Re: Calculating the water pressure in a system

03/30/2007 2:03 PM

To begin with- your pump will provide the pressure to operate the system the number of water appliances are the noodle on the sushi

You will need a minimum of two gallons per minute per appliance per each hotel room for seven minutes at a minimum as this is the normal delvery value used if and only if you are using water saving appliances.

So if you have a faucet and a shower and a toilet you need to be able to provide a minimum of six gallons per minute per motel room at 30 PSI so plan your storage accordingly and do not scrimp on water storage!!!!!

So you will need storage of at least 48 gallons per minute for seven minutes which 342 gallons which is the minimum you should have for storage for all eight rooms. The larger the delivery pipe the less presure/resistance you have.

So Ideally you should have a five hundred to one thousand gallon storage tank with a float switch to control the well pump, which will gravity feed to a jet pump which will deliver water to all the rooms. you will need a jet pump that delivers 50 peak gallons per minute of cold water for your facility.

Option two:

What you need a minimum of one large cold water bladder tank per room and by large I mean at least a fifty gallon bladder tank for each room to allow for pressure and refilling without effecting total system pressure.


Are you able to provide four gallons per minute of hot water per room?, this is the other question.
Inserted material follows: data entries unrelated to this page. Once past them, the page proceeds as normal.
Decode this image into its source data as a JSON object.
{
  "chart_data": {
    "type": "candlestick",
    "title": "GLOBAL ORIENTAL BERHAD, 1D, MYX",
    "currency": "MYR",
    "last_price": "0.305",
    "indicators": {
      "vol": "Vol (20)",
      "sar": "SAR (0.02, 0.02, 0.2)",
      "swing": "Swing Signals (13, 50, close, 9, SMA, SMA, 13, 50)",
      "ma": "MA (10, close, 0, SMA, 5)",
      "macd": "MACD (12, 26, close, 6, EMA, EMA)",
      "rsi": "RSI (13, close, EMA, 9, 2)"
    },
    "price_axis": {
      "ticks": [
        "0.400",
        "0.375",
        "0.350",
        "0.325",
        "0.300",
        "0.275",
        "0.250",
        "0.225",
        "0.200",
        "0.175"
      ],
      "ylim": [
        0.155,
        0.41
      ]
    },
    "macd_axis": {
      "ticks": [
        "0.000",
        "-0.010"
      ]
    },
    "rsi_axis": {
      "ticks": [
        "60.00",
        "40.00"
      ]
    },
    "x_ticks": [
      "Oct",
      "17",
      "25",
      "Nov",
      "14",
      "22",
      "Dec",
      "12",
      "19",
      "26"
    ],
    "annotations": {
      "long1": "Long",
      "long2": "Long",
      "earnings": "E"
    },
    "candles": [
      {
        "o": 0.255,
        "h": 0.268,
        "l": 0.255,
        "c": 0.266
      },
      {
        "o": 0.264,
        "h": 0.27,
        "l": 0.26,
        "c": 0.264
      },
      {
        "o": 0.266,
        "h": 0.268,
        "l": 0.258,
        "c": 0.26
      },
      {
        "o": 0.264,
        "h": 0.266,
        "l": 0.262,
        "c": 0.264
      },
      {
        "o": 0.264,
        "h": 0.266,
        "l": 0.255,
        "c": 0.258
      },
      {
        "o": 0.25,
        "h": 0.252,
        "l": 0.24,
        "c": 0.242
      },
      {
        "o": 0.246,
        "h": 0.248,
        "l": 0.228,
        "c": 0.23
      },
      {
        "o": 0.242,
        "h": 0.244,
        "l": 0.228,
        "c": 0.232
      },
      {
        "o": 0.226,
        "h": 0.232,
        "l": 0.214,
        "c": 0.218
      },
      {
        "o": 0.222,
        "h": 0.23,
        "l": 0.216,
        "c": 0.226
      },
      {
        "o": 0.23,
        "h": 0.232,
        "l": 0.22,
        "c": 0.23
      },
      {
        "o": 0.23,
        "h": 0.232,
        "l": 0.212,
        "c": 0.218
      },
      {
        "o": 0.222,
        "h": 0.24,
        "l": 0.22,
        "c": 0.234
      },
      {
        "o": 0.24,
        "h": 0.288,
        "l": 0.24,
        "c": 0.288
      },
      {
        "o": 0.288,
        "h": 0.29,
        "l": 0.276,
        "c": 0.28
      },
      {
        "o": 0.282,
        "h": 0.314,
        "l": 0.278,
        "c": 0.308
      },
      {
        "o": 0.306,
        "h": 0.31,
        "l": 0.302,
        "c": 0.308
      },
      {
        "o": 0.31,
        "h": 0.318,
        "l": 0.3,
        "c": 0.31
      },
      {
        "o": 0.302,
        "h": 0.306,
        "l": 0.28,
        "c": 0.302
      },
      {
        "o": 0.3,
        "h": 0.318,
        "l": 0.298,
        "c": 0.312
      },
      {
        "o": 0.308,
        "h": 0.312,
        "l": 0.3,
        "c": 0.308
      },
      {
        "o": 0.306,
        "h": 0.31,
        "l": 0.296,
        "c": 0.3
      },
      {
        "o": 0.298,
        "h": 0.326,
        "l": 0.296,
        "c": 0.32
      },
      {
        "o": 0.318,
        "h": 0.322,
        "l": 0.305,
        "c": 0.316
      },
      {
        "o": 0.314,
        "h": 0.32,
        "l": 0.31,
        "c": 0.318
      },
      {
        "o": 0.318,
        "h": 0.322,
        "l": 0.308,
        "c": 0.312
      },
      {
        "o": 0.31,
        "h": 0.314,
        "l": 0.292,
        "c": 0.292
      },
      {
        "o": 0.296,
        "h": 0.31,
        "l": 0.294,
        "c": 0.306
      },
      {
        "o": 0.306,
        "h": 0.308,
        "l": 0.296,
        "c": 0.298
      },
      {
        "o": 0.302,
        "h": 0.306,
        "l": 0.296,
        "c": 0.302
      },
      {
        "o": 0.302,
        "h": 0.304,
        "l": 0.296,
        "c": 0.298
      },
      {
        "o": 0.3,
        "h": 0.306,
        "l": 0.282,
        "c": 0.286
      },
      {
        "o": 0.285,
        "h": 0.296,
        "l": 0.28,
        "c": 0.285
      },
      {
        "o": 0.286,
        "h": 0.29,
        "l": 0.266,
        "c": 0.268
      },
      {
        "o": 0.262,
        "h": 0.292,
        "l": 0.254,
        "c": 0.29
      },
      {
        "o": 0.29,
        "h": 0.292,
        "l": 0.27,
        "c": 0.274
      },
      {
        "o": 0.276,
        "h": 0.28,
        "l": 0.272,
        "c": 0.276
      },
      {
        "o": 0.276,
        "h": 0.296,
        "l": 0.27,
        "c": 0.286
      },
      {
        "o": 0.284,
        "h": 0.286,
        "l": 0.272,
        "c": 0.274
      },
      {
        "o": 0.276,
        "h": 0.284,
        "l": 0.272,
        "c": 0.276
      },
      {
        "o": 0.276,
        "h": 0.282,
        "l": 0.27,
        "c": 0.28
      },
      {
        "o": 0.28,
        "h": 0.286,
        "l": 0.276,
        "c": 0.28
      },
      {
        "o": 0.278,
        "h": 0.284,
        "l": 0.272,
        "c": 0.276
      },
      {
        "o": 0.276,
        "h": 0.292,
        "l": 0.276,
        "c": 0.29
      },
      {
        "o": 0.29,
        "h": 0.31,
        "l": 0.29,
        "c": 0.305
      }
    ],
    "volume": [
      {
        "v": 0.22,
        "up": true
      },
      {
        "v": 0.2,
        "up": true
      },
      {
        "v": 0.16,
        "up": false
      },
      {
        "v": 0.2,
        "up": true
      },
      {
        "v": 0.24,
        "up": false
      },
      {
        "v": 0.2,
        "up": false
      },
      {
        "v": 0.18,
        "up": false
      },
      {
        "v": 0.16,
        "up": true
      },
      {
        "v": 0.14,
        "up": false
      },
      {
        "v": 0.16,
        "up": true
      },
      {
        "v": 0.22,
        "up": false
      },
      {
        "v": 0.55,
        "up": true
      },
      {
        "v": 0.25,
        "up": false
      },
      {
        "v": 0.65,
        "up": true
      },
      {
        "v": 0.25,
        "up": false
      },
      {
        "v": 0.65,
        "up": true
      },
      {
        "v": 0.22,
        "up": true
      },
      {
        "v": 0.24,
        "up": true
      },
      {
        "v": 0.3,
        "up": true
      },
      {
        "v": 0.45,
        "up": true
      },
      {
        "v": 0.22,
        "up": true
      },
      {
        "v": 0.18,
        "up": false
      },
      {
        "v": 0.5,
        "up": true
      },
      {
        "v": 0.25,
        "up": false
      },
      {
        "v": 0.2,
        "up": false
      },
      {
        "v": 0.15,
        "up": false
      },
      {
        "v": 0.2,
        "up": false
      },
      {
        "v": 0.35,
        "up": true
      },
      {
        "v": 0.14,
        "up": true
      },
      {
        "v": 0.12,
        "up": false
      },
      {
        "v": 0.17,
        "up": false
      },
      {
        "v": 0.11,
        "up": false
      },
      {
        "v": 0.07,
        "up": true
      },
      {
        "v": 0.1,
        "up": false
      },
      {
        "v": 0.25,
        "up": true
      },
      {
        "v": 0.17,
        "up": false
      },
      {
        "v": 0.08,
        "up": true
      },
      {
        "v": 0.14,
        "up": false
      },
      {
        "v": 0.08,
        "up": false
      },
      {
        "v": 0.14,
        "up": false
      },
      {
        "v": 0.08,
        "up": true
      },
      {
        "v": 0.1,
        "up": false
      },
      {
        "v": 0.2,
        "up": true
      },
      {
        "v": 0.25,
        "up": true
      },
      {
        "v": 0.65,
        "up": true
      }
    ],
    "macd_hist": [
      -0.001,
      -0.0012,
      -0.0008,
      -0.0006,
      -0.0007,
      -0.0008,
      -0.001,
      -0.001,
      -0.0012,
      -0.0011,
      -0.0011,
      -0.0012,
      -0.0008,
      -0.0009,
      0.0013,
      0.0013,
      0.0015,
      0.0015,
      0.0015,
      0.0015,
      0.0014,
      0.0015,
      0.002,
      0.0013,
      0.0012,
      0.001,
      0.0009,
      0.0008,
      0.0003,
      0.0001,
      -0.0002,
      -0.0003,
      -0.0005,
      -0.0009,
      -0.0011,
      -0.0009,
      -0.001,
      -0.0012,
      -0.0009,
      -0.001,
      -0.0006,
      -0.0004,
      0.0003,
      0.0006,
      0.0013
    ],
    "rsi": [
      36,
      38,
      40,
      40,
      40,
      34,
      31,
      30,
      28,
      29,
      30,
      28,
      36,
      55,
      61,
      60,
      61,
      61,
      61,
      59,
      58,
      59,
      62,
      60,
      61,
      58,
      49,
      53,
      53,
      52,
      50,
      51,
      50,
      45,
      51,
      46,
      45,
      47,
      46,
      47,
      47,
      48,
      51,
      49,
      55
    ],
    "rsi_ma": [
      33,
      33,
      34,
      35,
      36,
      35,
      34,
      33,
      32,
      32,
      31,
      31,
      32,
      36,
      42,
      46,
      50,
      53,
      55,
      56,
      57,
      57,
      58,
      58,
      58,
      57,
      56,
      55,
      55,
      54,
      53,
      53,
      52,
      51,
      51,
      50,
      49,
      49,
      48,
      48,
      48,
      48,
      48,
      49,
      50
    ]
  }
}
Your water heater must be able to provide 32 peak gallons per minute of hort water continuosly to all the rooms as well. this is where a circulating pump comes into play for a hot water system- it runs only when hot water is called for with a minimum of standby heat loss.

If not you must have additional cold water storage to fed the hot water heater and hot water generating capacity to take care of all the rooms as described above.

I am sorry if this is not the answer you expected but this is what is required in new york state.

I am a certified water well driller and pump installer so please take me seriously even though I am posting annon.